As you may have guessed, craft brewers like to turn traditional categories on their head and mix it up a bit. Here are some of the main styles.
What are the main styles of beer?
IPA (India Pale Ale)
Originally made in England for export to India in the 18th century, many consider IPAs the flagship style for modern craft beer: hoppy, full of citrus and tropical fruit flavour and stronger in alcohol than Pale Ales at 5.1 to 7.6%. You can double that strength for Double IPAs.
Styles: English IPA, American IPA, Speciality IPA, Double IPA
Try: Crate Brewery IPA
Balanced, drinkable and less intensely hopped than IPA. Spicy fruit and floral notes feature.

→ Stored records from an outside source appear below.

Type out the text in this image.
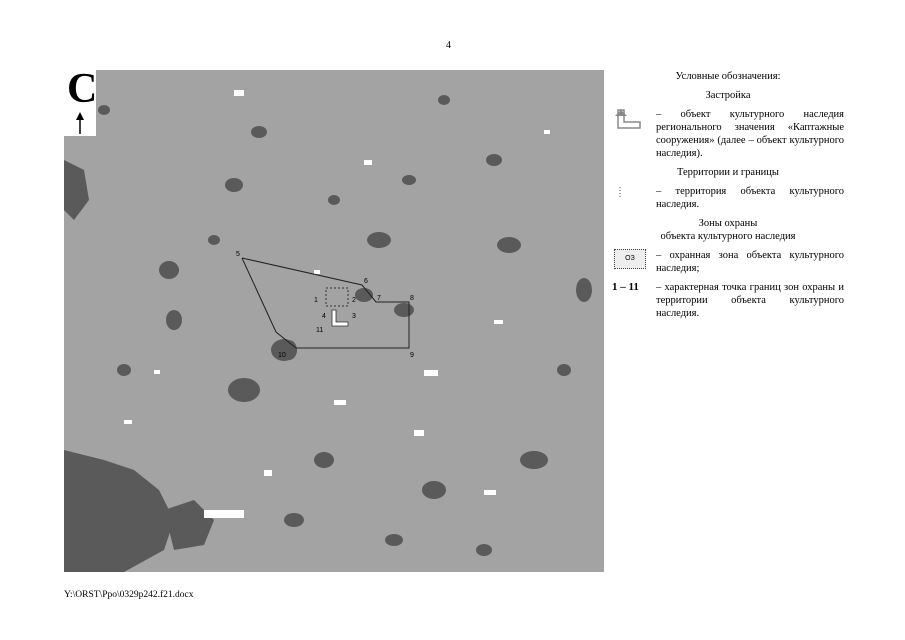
4
5
6
7	8
9
10
1	2
3
4
11
С	Условные обозначения:
Застройка
– объект культурного наследия регионального значения «Каптажные сооружения» (далее – объект культурного наследия).
Территории и границы
– территория объекта культурного наследия.
Зоны охраны
объекта культурного наследия
ОЗ	– охранная зона объекта культурного наследия;
1 – 11	– характерная точка границ зон охраны и территории объекта культурного наследия.
Y:\ORST\Ppo\0329p242.f21.docx
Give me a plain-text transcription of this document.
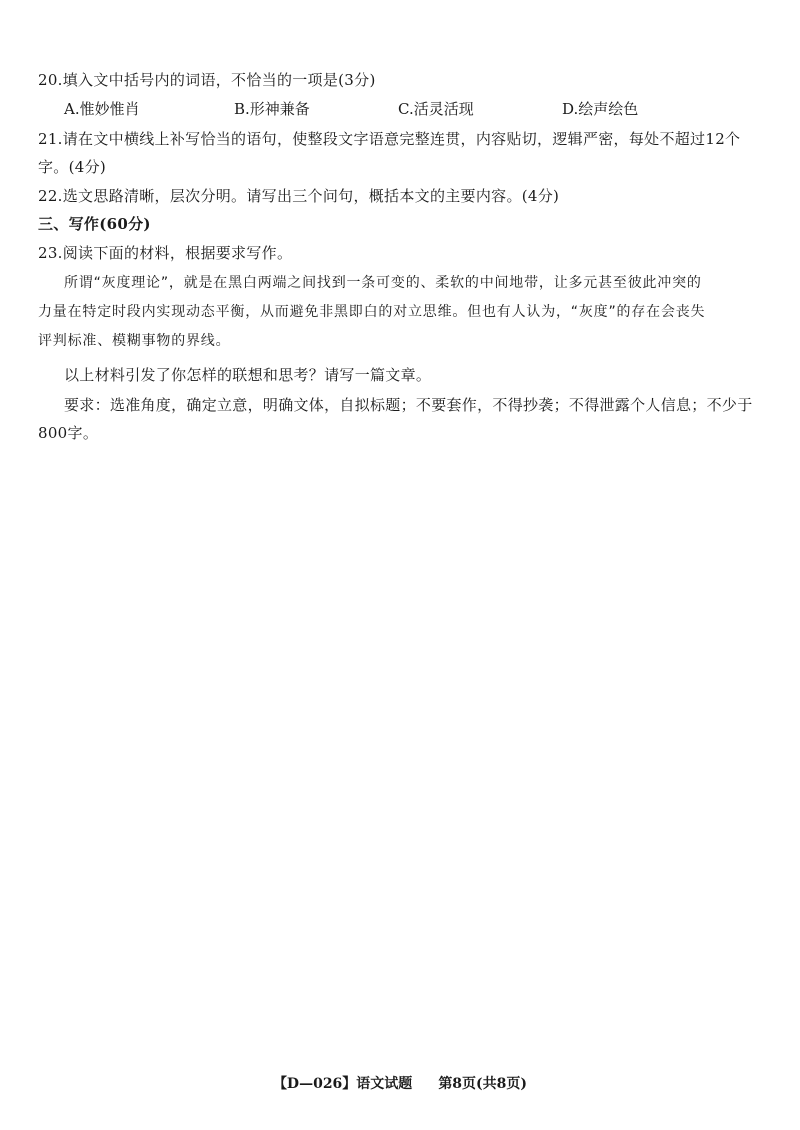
20.填入文中括号内的词语，不恰当的一项是(3分)
A.惟妙惟肖	B.形神兼备	C.活灵活现	D.绘声绘色
21.请在文中横线上补写恰当的语句，使整段文字语意完整连贯，内容贴切，逻辑严密，每处不超过12个
字。(4分)
22.选文思路清晰，层次分明。请写出三个问句，概括本文的主要内容。(4分)
三、写作(60分)
23.阅读下面的材料，根据要求写作。
所谓“灰度理论”，就是在黑白两端之间找到一条可变的、柔软的中间地带，让多元甚至彼此冲突的
力量在特定时段内实现动态平衡，从而避免非黑即白的对立思维。但也有人认为，“灰度”的存在会丧失
评判标准、模糊事物的界线。
以上材料引发了你怎样的联想和思考？请写一篇文章。
要求：选准角度，确定立意，明确文体，自拟标题；不要套作，不得抄袭；不得泄露个人信息；不少于
800字。
【D—026】语文试题 第8页(共8页)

English Pale Ales are often more bitter, with less sweeter fruit, than American Pale Ales (APAs).
Styles: Cream Ale, Kölsch, Golden Ale, Blonde Ale, American Pale Ale, Belgian Pale Ale, Belgian Blond Ale, Trappist Single, Saison
Amber Ales are amber-coloured beers with caramel malt characters, a bitter finish and a moderate strength of 4.5% to 5.7% alcohol. Amber Ales can show a balance between malt and hops but some styles can swing either way: either very malty or very hoppy (such as Red Ales).
Styles: Altbier, Best Bitter, Strong Bitter, Red Ale, American Amber Ale, Belgian Dubbel, Bière de Garde
Try: Gipsy Hill Brewing Southpaw Amber Ale
High levels of malt used in the brew gives Brown Ales less bitter characters. It is a mellow beer showing sweet malt, toffee, chocolate and caramel characters. The American Brown Ale is similar to the British Brown Ale but with more hoppy characters and higher alcohol.
Styles: Dark Mild, British Brown Ale, American Brown Ale, London Brown Ale (Historical style)
Dark, spicy and complex, this is a slow sipping style of beer with a restrained roasted character, malty flavours and dry-fruity chocolate notes.
Styles: Baltic Porter, English Porter, American Porter
Guinness began brewing their famous style of stout in 1810, claiming it was a “stouter kind of porter” in 1810. Originally inspired by the London Porter style, known at the time as Single Stouts, they are creamy and full-bodied with a pronounced roasted flavour and a hint of coffee.
Styles: Tropical Stout, Sweet Stout, Oatmeal Stout, Foreign Extra Stout, Irish Stout, American Stout, Imperial Stout
Made with 40-60% wheat rather than 100% malt, this is a lighter style with a bright clean taste. Medium to high carbonation, it has a long-lasting white head with a soft, fluffy texture. Sometimes cloudy.
Styles: American Wheat Beer, Weissbier, Weizenbock, Berliner Weisse, Lambic, Witbier
Here the usual hoppy bitterness of other beers is replaced by sourness. Fruit flavours of lemon tart, apple tart or even Haribo sours, which becomes more floral with age. Always effervescent and very refreshing.
Styles: Flanders Red, Oud Bruin
Crisp, refreshing and smooth with high carbonation. Low levels of yeastiness can sometimes be added to give complexity to what is otherwise a clean style. Drink cold.
Styles: American Lager, Munich Helles
Classic Czech beer. Light bodied, clear, yet rich in hops and spicy floral flavours. Pilsners are brewed with pale lager malt and matured before carbonation. Easy to drink with a smooth and refreshing finish.